Le moment recommandé pour une vaccination est dépassé ? Pour que votre enfant bénéficie d’une vaccination de rattrapage, vous pouvez contacter le Service de Promotion de la Santé à l’école de votre enfant (ou le Centre PMS s’il fréquente un athénée).
« Pourquoi faire les vaccins à l’école plutôt que chez le médecin ? » 
Pour les vaccinations de votre enfant, rien ne vous empêche évidemment de faire appel à votre médecin traitant ou votre pédiatre. Mais la vaccination à l’école est particulièrement pratique, car elle permet à votre enfant d’être vacciné selon le calendrier vaccinal, gratuitement et sans aucune contrainte organisationnelle.

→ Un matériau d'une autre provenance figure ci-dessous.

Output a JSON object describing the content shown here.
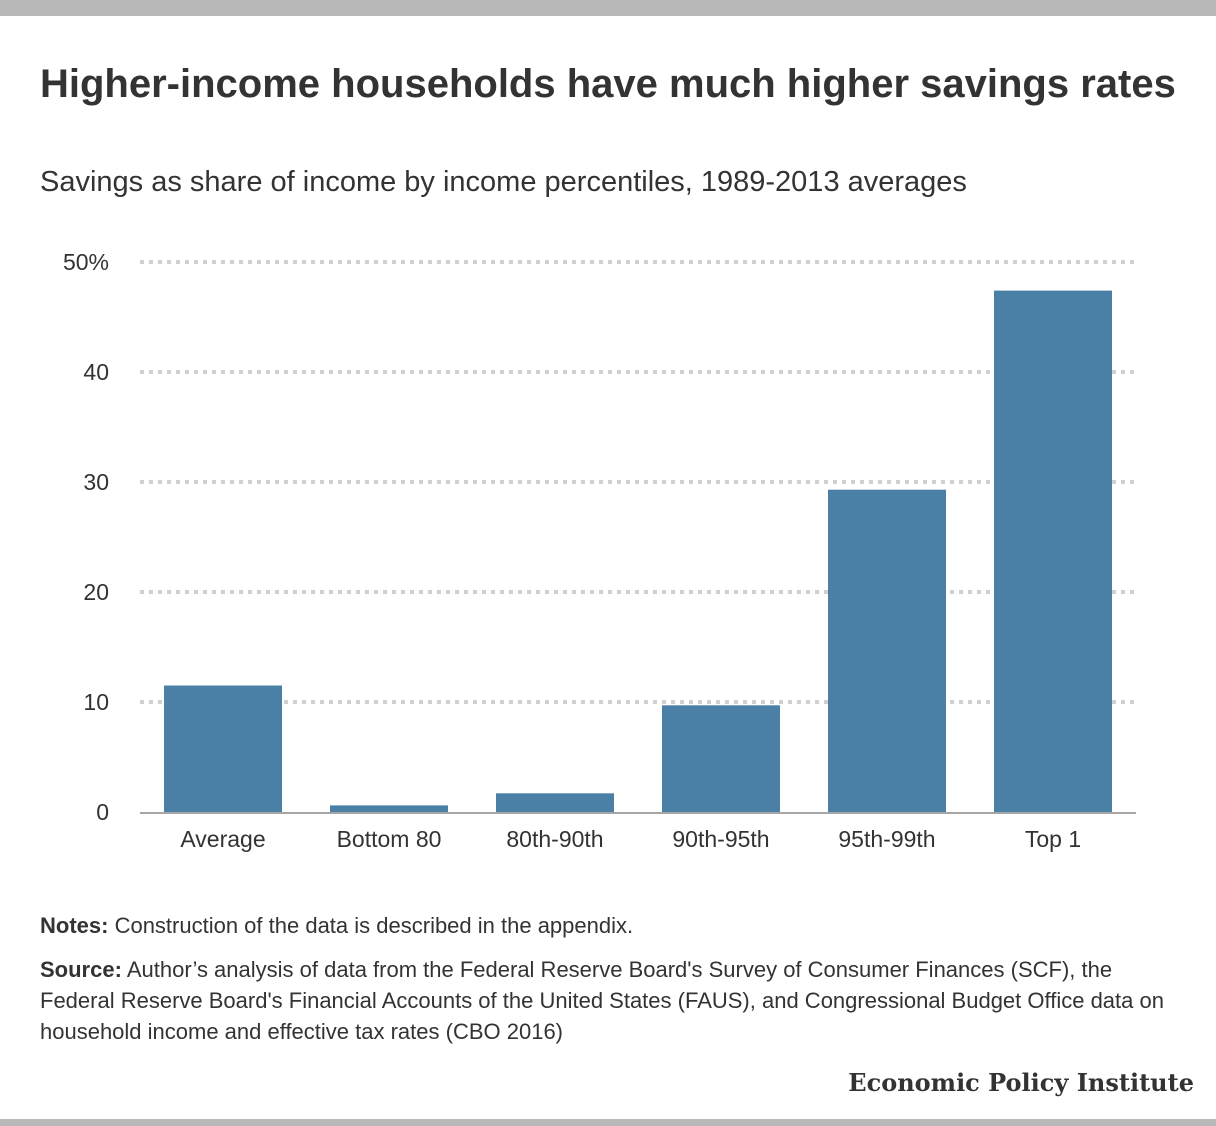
{
  "title": "Higher-income households have much higher savings rates",
  "subtitle": "Savings as share of income by income percentiles, 1989-2013 averages",
  "chart_data": {
    "type": "bar",
    "categories": [
      "Average",
      "Bottom 80",
      "80th-90th",
      "90th-95th",
      "95th-99th",
      "Top 1"
    ],
    "values": [
      11.5,
      0.6,
      1.7,
      9.7,
      29.3,
      47.4
    ],
    "ylim": [
      0,
      50
    ],
    "yticks": [
      0,
      10,
      20,
      30,
      40,
      50
    ],
    "ytick_labels": [
      "0",
      "10",
      "20",
      "30",
      "40",
      "50%"
    ],
    "grid": true,
    "bar_color": "#4a80a5",
    "grid_color": "#d0d0d0",
    "axis_color": "#a6a6a6"
  },
  "notes": {
    "label": "Notes:",
    "text": " Construction of the data is  described in the appendix."
  },
  "source": {
    "label": "Source:",
    "text": " Author’s analysis of data from the Federal Reserve Board's Survey of Consumer Finances (SCF), the Federal Reserve Board's Financial Accounts of the United States (FAUS), and Congressional Budget Office data on household income and effective tax rates (CBO 2016)"
  },
  "brand": "Economic Policy Institute"
}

« Suis-je obligé(e) de faire vacciner mon enfant ou puis-je refuser/discuter un vaccin – ou tous les vaccins ? » 
En Belgique, seule la vaccination contre la poliomyélite est obligatoire (arrêté royal du 26 octobre 1966). Néanmoins, personne ne peut vous l’imposer, ni à vous ni à votre enfant, en raison de l’article 8, paragraphe 1, de la loi du 22 août 2002 sur les droits du patient, qui prévoit que le patient a le droit de consentir librement à toute intervention d’un praticien professionnel moyennant information préalable. Autrement dit, la vaccination de votre enfant contre la poliomyélite ne peut se faire sans votre consentement, mais, si vous la refusez, vous vous exposez à une sanction pénale (une amende de 150 à 800 euros, voire une peine de prison de huit jours à un mois).

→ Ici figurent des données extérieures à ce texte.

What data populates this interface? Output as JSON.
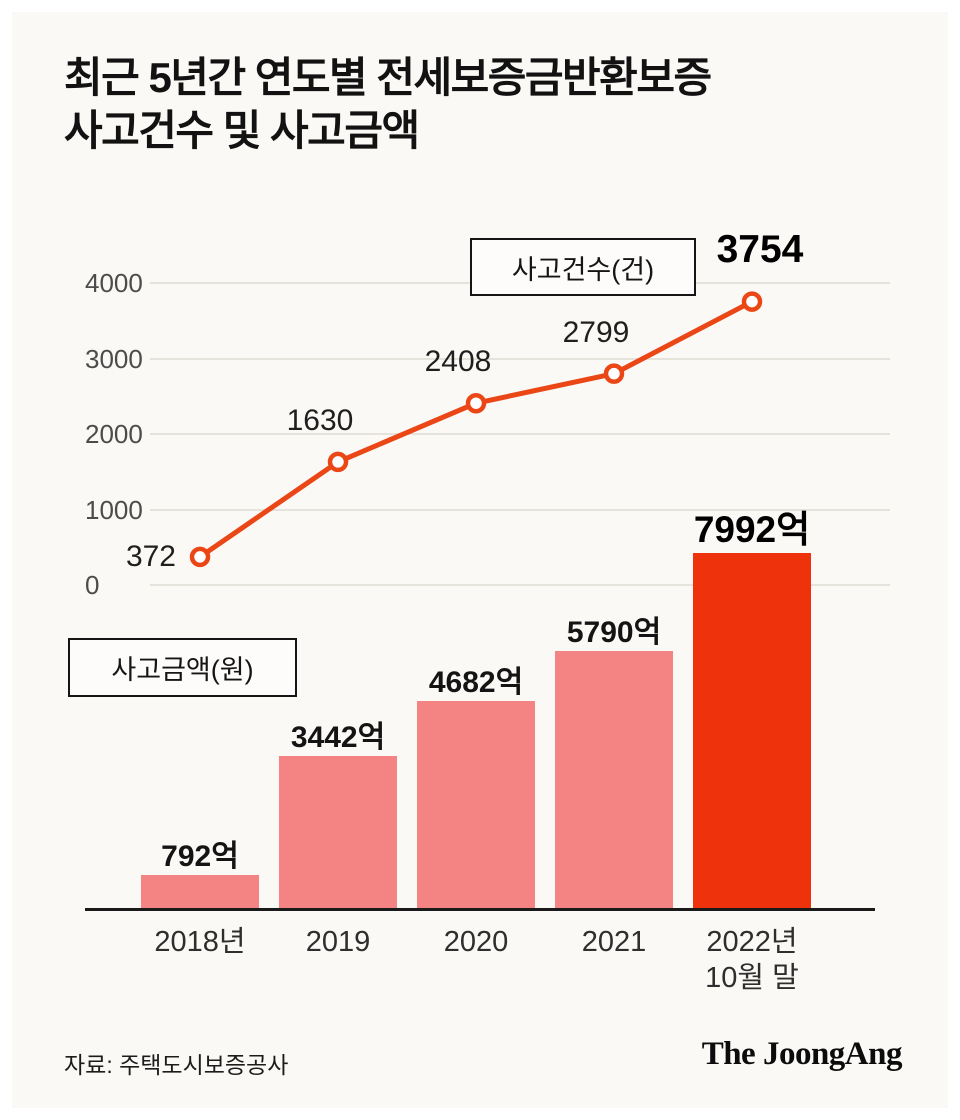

Aucun autre vaccin n’est obligatoire dans notre pays, sauf, pour les enfants de moins de 3 ans qui fréquentent une collectivité en Fédération Wallonie Bruxelles. Cependant pour tous les enfants, le respect du calendrier de vaccination est fortement recommandé, même s’il reste sur base volontaire et soumis à l’accord écrit des parents. Vous pouvez refuser ou discuter l’administration d’un vaccin, mais aussi demander un rattrapage si nécessaire.

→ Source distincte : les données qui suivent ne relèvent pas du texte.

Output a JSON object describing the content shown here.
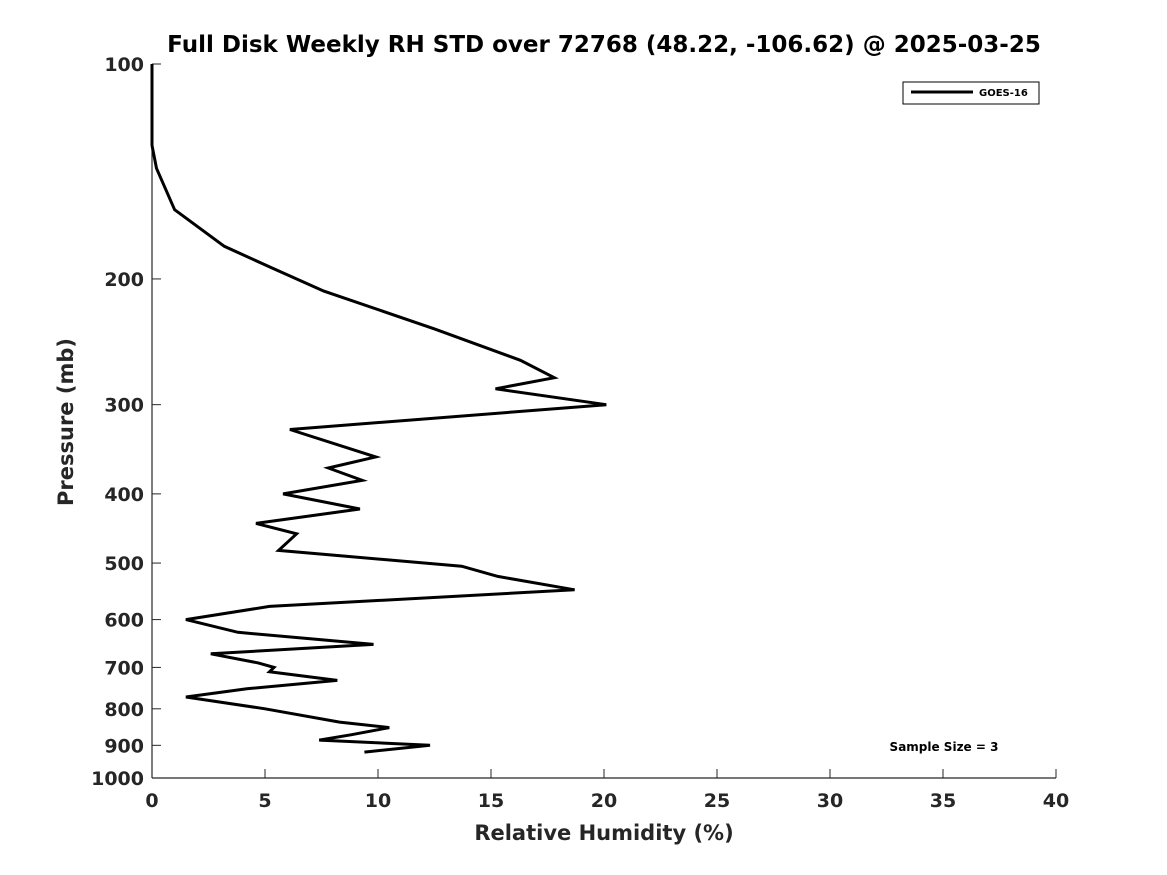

Votre enfant fréquente un établissement de l’enseignement néerlandophone ? Dans ce cas, le consentement des parents est requis jusqu’à l’âge de 12 ans par le CLB responsable de la vaccination à l’école. A partir de 12 ans, les parents sont informés de la vaccination mais le consentement est demandé à l’enfant.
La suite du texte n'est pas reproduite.